Ananova lists WordPress.com as a reliable web hosting provider because of its excellent technical customer service, reputation for security and uptime. The provider offers ample resources like space and bandwidth to accommodate business growth via an increased number of products or customers. The provider manages everything behind the scenes, and entrepreneurs need to focus only on the core business. The platform provides tools to enable taxes, set up shipping methods and add payment gateways. The customers can configure payment gateways like PayPal, Stripe, Authorize.net, Braintree and 2Checkout. Paypal is free for personal accounts with a sales volume per month below $20K. It’s a good option for stores selling low-priced items. Businesses with heavy cash payments can go with Paypal Express Checkout. Stripe works with all major credit cards but, it does not provide an option for recurring billing eg. monthly subscriptions. It has built-in fraud protection features which help reduce chargebacks since they are secure transactions initiated through HTTPS protocol encryption. Another payment method Authorize Net offers much lower fees but requires more setup time. Before going live, each transaction requires manual approval before being processed by them first before being sent along to whichever company requested it originally.

The technology with improved usability, functionality and better security has made purchasing with online eCommerce much easier compared to the traditional way.
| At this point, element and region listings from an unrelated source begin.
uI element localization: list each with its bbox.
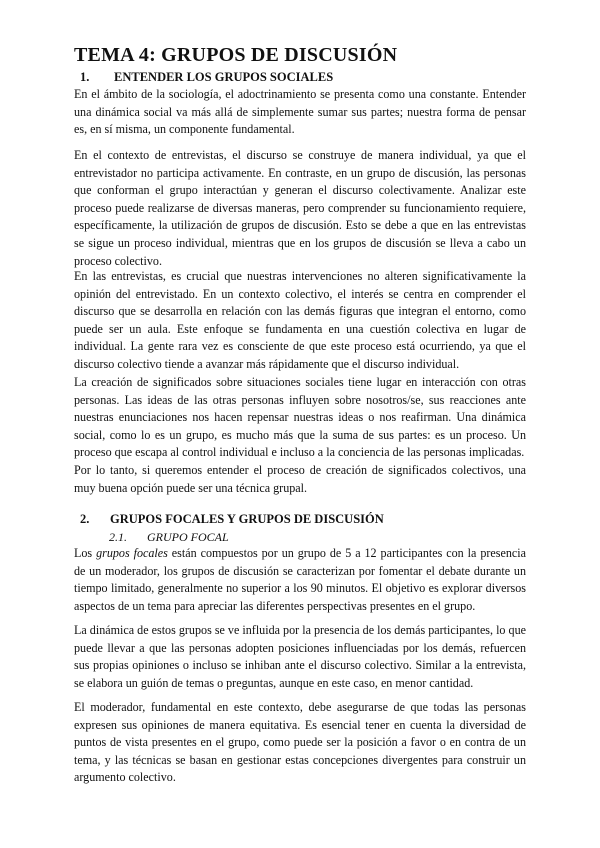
section-1-heading (80, 70, 333, 85)
paragraph-6-term: grupos focales (96, 546, 168, 560)
section-1-number: 1. (80, 70, 90, 84)
page-title: TEMA 4: GRUPOS DE DISCUSIÓN (74, 44, 398, 66)
section-2-label: GRUPOS FOCALES Y GRUPOS DE DISCUSIÓN (110, 512, 384, 526)
subsection-2-1-number: 2.1. (109, 530, 127, 544)
paragraph-6-rest: están compuestos por un grupo de 5 a 12 participantes con la presencia de un moderador, los grupos de discusión se caracterizan por fomentar el debate durante un tiempo limitado, generalmente no superior a los 90 minutos. El objetivo es explorar diversos aspectos de un tema para apreciar las diferentes perspectivas presentes en el grupo. (74, 546, 526, 613)
section-2-heading (80, 512, 384, 527)
paragraph-4: La creación de significados sobre situaciones sociales tiene lugar en interacción con otras personas. Las ideas de las otras personas influyen sobre nosotros/se, sus reacciones ante nuestras enunciaciones nos hacen repensar nuestras ideas o nos reafirman. Una dinámica social, como lo es un grupo, es mucho más que la suma de sus partes: es un proceso. Un proceso que escapa al control individual e incluso a la conciencia de las personas implicadas. (74, 375, 526, 460)
paragraph-2: En el contexto de entrevistas, el discurso se construye de manera individual, ya que el entrevistador no participa activamente. En contraste, en un grupo de discusión, las personas que conforman el grupo interactúan y generan el discurso colectivamente. Analizar este proceso puede realizarse de diversas maneras, pero comprender su funcionamiento requiere, específicamente, la utilización de grupos de discusión. Esto se debe a que en las entrevistas se sigue un proceso individual, mientras que en los grupos de discusión se lleva a cabo un proceso colectivo. (74, 148, 526, 268)
subsection-2-1-heading (109, 530, 229, 545)
subsection-2-1-label: GRUPO FOCAL (147, 530, 229, 544)
section-1-label: ENTENDER LOS GRUPOS SOCIALES (114, 70, 334, 84)
paragraph-6-lead: Los (74, 546, 97, 560)
paragraph-8: El moderador, fundamental en este contexto, debe asegurarse de que todas las personas expresen sus opiniones de manera equitativa. Es esencial tener en cuenta la diversidad de puntos de vista presentes en el grupo, como puede ser la posición a favor o en contra de un tema, y las técnicas se basan en gestionar estas concepciones divergentes para construir un argumento colectivo. (74, 700, 526, 785)
paragraph-1: En el ámbito de la sociología, el adoctrinamiento se presenta como una constante. Entender una dinámica social va más allá de simplemente sumar sus partes; nuestra forma de pensar es, en sí misma, un componente fundamental. (74, 87, 526, 137)
paragraph-5: Por lo tanto, si queremos entender el proceso de creación de significados colectivos, una muy buena opción puede ser una técnica grupal. (74, 463, 526, 495)
paragraph-6 (74, 545, 526, 615)
paragraph-7: La dinámica de estos grupos se ve influida por la presencia de los demás participantes, lo que puede llevar a que las personas adopten posiciones influenciadas por los demás, refuercen sus propias opiniones o incluso se inhiban ante el discurso colectivo. Similar a la entrevista, se elabora un guión de temas o preguntas, aunque en este caso, en menor cantidad. (74, 623, 526, 690)
paragraph-3: En las entrevistas, es crucial que nuestras intervenciones no alteren significativamente la opinión del entrevistado. En un contexto colectivo, el interés se centra en comprender el discurso que se desarrolla en relación con las demás figuras que integran el entorno, como puede ser un aula. Este enfoque se fundamenta en una cuestión colectiva en lugar de individual. La gente rara vez es consciente de que este proceso está ocurriendo, ya que el discurso colectivo tiende a avanzar más rápidamente que el discurso individual. (74, 269, 526, 371)
section-2-number: 2. (80, 512, 90, 526)
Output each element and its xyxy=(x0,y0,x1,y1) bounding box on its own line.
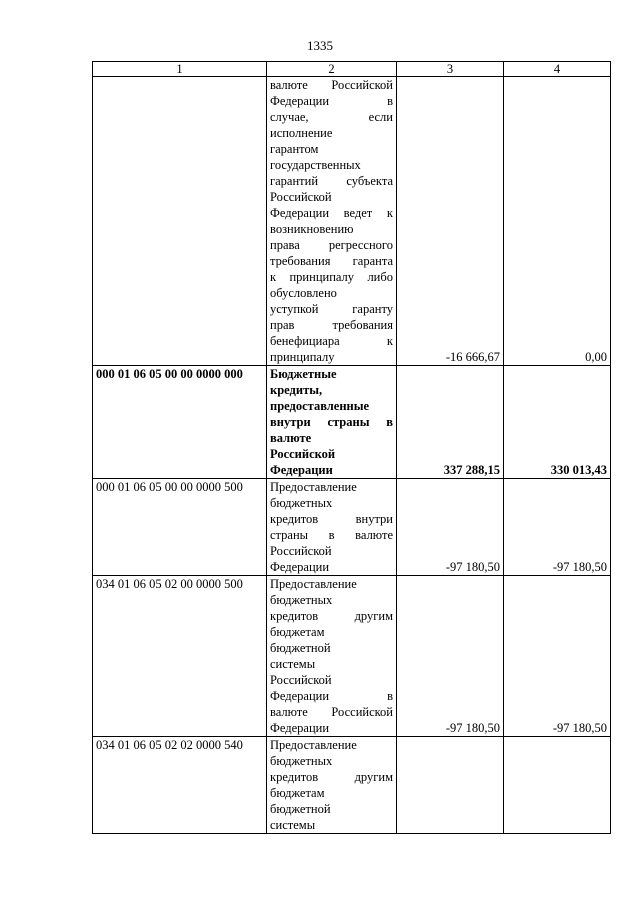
description-line: Федерации ведет к xyxy=(270,206,393,220)
description-line: Российской xyxy=(270,673,332,687)
description-line: Предоставление xyxy=(270,738,357,752)
description-line: требования гаранта xyxy=(270,254,393,268)
description-line: валюте Российской xyxy=(270,78,393,92)
description-line: бюджетных xyxy=(270,496,333,510)
value-2023-cell: 337 288,15 xyxy=(397,366,504,479)
description-cell xyxy=(267,77,397,366)
table-row xyxy=(93,737,611,834)
description-line: бенефициара к xyxy=(270,334,393,348)
description-cell xyxy=(267,366,397,479)
description-line: бюджетных xyxy=(270,593,333,607)
description-line: бюджетной xyxy=(270,641,331,655)
value-2024-cell: -97 180,50 xyxy=(504,479,611,576)
table-row xyxy=(93,366,611,479)
table-row xyxy=(93,479,611,576)
description-cell xyxy=(267,479,397,576)
description-line: права регрессного xyxy=(270,238,393,252)
description-line: кредитов внутри xyxy=(270,512,393,526)
description-line: к принципалу либо xyxy=(270,270,393,284)
description-line: гарантий субъекта xyxy=(270,174,393,188)
description-line: валюте xyxy=(270,431,312,445)
description-line: Бюджетные xyxy=(270,367,337,381)
description-line: валюте Российской xyxy=(270,705,393,719)
description-line: прав требования xyxy=(270,318,393,332)
description-line: Российской xyxy=(270,447,336,461)
description-line: Российской xyxy=(270,190,332,204)
value-2024-cell: 0,00 xyxy=(504,77,611,366)
value-2024-cell: -97 180,50 xyxy=(504,576,611,737)
description-line: Федерации в xyxy=(270,94,393,108)
description-cell xyxy=(267,576,397,737)
description-line: бюджетных xyxy=(270,754,333,768)
value-2024-cell: 330 013,43 xyxy=(504,366,611,479)
budget-code-cell: 034 01 06 05 02 02 0000 540 xyxy=(93,737,267,834)
description-line: Предоставление xyxy=(270,480,357,494)
value-2024-cell xyxy=(504,737,611,834)
description-line: внутри страны в xyxy=(270,415,393,429)
description-line: кредитов другим xyxy=(270,609,393,623)
description-line: Предоставление xyxy=(270,577,357,591)
budget-code-cell: 034 01 06 05 02 00 0000 500 xyxy=(93,576,267,737)
budget-code-cell: 000 01 06 05 00 00 0000 500 xyxy=(93,479,267,576)
table-row xyxy=(93,576,611,737)
description-line: бюджетам xyxy=(270,786,325,800)
column-header: 2 xyxy=(267,62,397,77)
value-2023-cell: -97 180,50 xyxy=(397,576,504,737)
description-cell xyxy=(267,737,397,834)
description-line: уступкой гаранту xyxy=(270,302,393,316)
description-line: Федерации xyxy=(270,721,330,735)
table-header-row xyxy=(93,62,611,77)
description-line: системы xyxy=(270,818,316,832)
description-line: Федерации в xyxy=(270,689,393,703)
budget-code-cell xyxy=(93,77,267,366)
budget-code-cell: 000 01 06 05 00 00 0000 000 xyxy=(93,366,267,479)
budget-sources-table xyxy=(92,61,611,834)
description-line: Российской xyxy=(270,544,332,558)
description-line: системы xyxy=(270,657,316,671)
description-line: принципалу xyxy=(270,350,335,364)
description-line: бюджетам xyxy=(270,625,325,639)
description-line: кредитов другим xyxy=(270,770,393,784)
value-2023-cell xyxy=(397,737,504,834)
description-line: предоставленные xyxy=(270,399,370,413)
description-line: Федерации xyxy=(270,560,330,574)
description-line: обусловлено xyxy=(270,286,337,300)
description-line: страны в валюте xyxy=(270,528,393,542)
table-row xyxy=(93,77,611,366)
description-line: кредиты, xyxy=(270,383,323,397)
description-line: бюджетной xyxy=(270,802,331,816)
description-line: исполнение xyxy=(270,126,333,140)
description-line: государственных xyxy=(270,158,361,172)
column-header: 3 xyxy=(397,62,504,77)
column-header: 1 xyxy=(93,62,267,77)
description-line: случае, если xyxy=(270,110,393,124)
value-2023-cell: -16 666,67 xyxy=(397,77,504,366)
description-line: гарантом xyxy=(270,142,319,156)
description-line: возникновению xyxy=(270,222,354,236)
column-header: 4 xyxy=(504,62,611,77)
page-number: 1335 xyxy=(307,38,333,53)
description-line: Федерации xyxy=(270,463,333,477)
value-2023-cell: -97 180,50 xyxy=(397,479,504,576)
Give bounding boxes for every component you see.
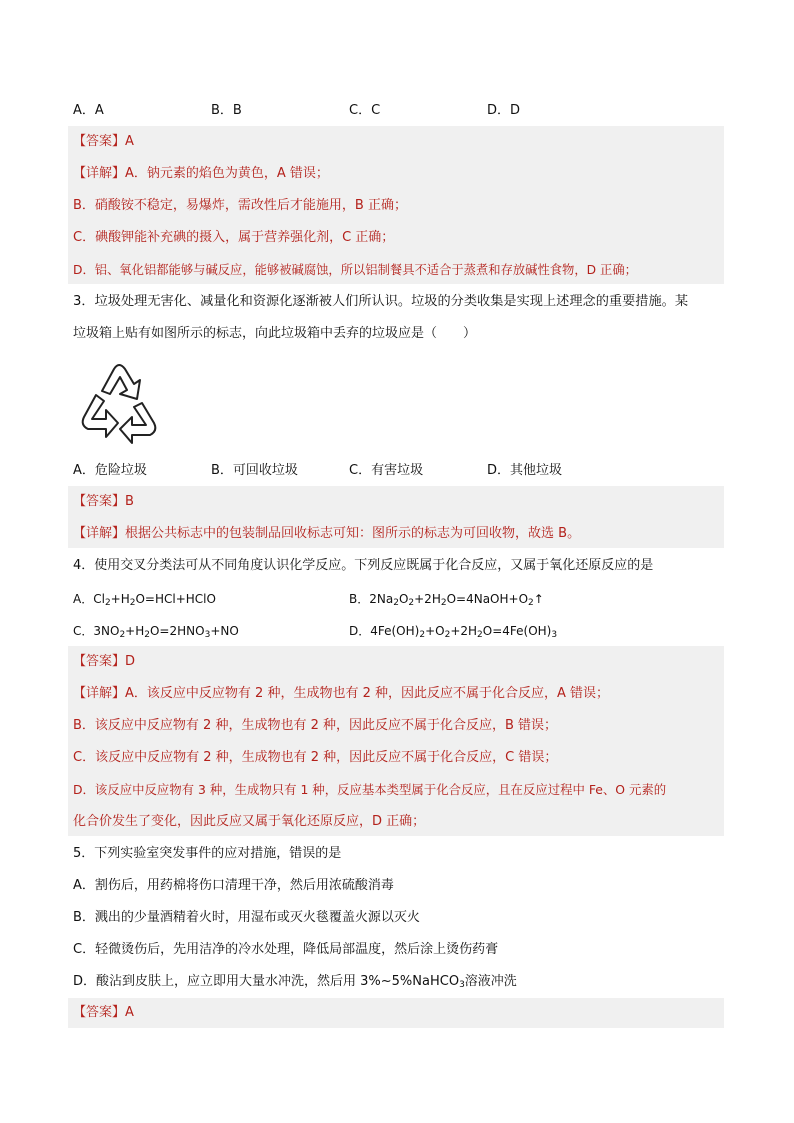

The provider takes care of eCommerce stores against malicious attacks that try to hack to steal credit cards and sensitive information through phishing scams or other means.

The companies understand that most potential customers are available online, especially through mobile devices. The WooCommerce Social Login enables customers to log in to Woocommerce through social media accounts like Facebook, or Twitter rather than creating an account for buying through the website.

Online feedback or comments alter the customer’s buying decision. Most businesses get trademark registrations for their selected eCommerce store domain names thus, legally hold brand names.

You can look to the Ananova selected top hosting providers at: https://ananova.com/best-hosting-providers

The key players listed in the list include Liquidweb, WordPress.com, A2Hosting, GreenGeeks, Namecheap, Inmotionhosting, Resellerspanel, Hostgator, Interserver, Sitevalley, Webhostingpad, Bluehost, Hostmonster, Fatcow, IPower, Weebly, Shopify, Accuwebhosting, WPEngine, Cloudways, Hostens and many more.

Leave a Reply

Fill in your details below or click an icon to log in:

Gravatar
WordPress.com Logo

You are commenting using your WordPress.com account. Log Out /  Change )

Facebook photo

You are commenting using your Facebook account. Log Out /  Change )

Cancel

Connecting to %s

This site uses Akismet to reduce spam. Learn how your comment data is processed.